A Serging We Will Go

Lughnasa                                                              Lughnasa Moon

Love is a funny thing. Made me enter my first bid on E-Bay for a machine I didn’t understand. Still don’t. And I won! Strange how much fun it can be to get somebody to take your money.

What was it? A serger. In this case a Bernina 1300 MDC with overlock stitches.

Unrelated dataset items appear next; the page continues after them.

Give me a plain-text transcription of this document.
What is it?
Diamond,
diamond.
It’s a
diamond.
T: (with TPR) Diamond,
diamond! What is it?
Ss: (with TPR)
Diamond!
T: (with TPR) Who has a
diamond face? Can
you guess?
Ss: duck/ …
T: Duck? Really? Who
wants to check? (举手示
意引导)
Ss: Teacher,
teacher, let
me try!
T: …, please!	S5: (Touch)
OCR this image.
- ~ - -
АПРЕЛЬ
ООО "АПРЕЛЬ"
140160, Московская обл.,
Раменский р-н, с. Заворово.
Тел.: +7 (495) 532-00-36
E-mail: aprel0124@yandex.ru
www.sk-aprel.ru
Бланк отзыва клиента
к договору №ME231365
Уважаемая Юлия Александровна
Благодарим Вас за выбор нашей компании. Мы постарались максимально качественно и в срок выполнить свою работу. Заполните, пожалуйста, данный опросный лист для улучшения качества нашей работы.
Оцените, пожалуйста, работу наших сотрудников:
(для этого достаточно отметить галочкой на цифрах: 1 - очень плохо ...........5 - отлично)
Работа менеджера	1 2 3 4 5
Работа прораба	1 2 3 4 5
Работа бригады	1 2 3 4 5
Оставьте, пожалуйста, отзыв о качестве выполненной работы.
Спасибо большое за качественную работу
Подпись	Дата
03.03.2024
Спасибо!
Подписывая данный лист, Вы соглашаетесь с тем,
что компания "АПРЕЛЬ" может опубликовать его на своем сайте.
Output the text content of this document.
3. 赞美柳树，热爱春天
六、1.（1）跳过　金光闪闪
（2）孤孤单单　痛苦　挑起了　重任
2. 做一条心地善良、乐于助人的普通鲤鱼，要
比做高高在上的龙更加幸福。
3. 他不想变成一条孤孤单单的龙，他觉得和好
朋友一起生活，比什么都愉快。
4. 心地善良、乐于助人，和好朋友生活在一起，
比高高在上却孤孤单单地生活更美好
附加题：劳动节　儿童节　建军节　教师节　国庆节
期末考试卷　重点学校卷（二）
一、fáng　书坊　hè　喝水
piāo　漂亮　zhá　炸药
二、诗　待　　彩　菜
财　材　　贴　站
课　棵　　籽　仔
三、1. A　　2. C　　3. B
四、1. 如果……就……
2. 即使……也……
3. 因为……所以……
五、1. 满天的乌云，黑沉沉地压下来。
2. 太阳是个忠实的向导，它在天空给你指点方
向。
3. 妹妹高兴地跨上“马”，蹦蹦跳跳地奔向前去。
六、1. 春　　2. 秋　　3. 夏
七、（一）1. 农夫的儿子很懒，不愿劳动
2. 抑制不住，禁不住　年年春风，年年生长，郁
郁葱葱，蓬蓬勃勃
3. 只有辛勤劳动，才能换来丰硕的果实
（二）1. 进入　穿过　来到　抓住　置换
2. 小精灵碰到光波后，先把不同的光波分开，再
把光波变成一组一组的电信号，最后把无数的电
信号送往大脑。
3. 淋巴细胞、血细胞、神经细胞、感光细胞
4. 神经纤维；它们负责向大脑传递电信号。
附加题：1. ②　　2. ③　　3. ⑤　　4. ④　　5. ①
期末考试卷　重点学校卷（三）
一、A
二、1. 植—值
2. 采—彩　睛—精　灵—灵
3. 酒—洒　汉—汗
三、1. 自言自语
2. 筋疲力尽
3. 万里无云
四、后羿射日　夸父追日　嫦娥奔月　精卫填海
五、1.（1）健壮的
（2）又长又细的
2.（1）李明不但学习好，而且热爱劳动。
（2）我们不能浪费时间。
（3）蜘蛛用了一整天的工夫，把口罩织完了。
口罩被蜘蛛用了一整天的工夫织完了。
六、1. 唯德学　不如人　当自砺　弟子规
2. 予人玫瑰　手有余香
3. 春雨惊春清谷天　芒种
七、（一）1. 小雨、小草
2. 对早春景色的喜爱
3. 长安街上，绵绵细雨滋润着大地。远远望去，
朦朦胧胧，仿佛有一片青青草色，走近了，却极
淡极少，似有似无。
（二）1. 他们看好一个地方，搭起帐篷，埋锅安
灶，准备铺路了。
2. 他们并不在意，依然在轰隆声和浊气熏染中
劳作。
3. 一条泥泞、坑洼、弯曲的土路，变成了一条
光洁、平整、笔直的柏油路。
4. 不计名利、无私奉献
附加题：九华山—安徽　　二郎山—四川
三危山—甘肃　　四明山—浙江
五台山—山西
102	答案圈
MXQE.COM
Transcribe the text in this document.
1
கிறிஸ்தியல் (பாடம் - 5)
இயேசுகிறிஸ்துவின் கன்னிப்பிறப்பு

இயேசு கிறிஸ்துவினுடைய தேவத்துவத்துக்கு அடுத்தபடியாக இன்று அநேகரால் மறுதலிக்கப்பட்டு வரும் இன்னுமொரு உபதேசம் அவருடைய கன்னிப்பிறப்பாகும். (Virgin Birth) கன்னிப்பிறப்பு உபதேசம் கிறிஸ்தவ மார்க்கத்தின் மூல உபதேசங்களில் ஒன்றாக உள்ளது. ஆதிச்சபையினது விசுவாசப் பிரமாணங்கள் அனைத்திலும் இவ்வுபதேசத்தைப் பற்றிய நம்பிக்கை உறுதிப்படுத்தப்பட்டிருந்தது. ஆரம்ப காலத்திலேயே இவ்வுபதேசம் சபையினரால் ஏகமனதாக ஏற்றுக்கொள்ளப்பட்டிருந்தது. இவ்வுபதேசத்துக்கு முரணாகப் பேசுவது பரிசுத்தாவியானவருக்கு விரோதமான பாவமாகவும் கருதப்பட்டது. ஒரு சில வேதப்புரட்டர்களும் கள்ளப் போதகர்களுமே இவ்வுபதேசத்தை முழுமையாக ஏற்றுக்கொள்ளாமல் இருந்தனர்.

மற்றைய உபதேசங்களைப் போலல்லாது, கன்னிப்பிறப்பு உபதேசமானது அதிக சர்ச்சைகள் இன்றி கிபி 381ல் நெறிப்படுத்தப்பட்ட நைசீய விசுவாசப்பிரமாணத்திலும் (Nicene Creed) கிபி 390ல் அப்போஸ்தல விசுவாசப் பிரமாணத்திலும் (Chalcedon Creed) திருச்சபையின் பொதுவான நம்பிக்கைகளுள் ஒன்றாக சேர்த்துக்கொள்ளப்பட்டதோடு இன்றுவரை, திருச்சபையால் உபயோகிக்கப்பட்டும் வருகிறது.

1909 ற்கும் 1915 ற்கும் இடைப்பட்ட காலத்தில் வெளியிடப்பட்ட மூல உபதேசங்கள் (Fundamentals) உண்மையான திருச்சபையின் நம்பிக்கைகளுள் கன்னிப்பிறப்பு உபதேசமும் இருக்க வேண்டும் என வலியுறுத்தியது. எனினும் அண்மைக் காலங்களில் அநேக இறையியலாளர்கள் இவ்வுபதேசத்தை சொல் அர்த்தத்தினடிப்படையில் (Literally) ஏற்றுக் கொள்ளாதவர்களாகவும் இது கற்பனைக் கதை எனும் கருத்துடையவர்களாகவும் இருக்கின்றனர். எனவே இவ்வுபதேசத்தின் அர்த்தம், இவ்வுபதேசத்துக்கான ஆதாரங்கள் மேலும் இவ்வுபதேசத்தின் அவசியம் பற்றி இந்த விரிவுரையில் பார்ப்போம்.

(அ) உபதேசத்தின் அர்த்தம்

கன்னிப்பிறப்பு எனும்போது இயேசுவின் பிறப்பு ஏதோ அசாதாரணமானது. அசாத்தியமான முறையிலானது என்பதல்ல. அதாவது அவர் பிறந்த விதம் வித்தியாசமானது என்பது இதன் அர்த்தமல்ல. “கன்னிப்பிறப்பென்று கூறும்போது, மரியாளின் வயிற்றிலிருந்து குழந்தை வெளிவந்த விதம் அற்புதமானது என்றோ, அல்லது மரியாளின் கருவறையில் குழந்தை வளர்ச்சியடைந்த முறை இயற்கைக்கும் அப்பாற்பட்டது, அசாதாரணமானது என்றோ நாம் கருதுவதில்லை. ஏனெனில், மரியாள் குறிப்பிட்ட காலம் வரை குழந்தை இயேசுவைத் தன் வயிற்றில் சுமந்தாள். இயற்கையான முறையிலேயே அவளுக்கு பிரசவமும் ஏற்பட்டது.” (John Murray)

I did enough research to know that having an overlock stitch was good. And that the price was more than reasonable.

The body of the serger came last Friday and its accessories came today. All to the receiving dock formerly known as “front porch.”  The arrival of the accessories occasioned a birthday week outing to the St. Cloud Sewing Center where the serger goes to the sergery for a spruce up and professional review.  Looked fine to me, but what do I know from serging?

On the way up to St. Cloud we ate at Russell’s in Big Lake, dining for the first time on dill pickle soup. It was very good. The entertainment was a young man trying to learn how to waterski slalom style and a gaggle of Canadian geese who paddled away from the shore in a straight line, maybe 10 birds altogether. From what I saw the geese knew what they were doing. The waterskier not so much.

The day was a northern summer ordinary miracle. On these days when the dewpoint is low, the clouds high and puffy, the sky blue and temperatures in the mid-seventies, each day feels as if it could go on forever, an Elysian field created just for those of us crazy enough to live Minnesota.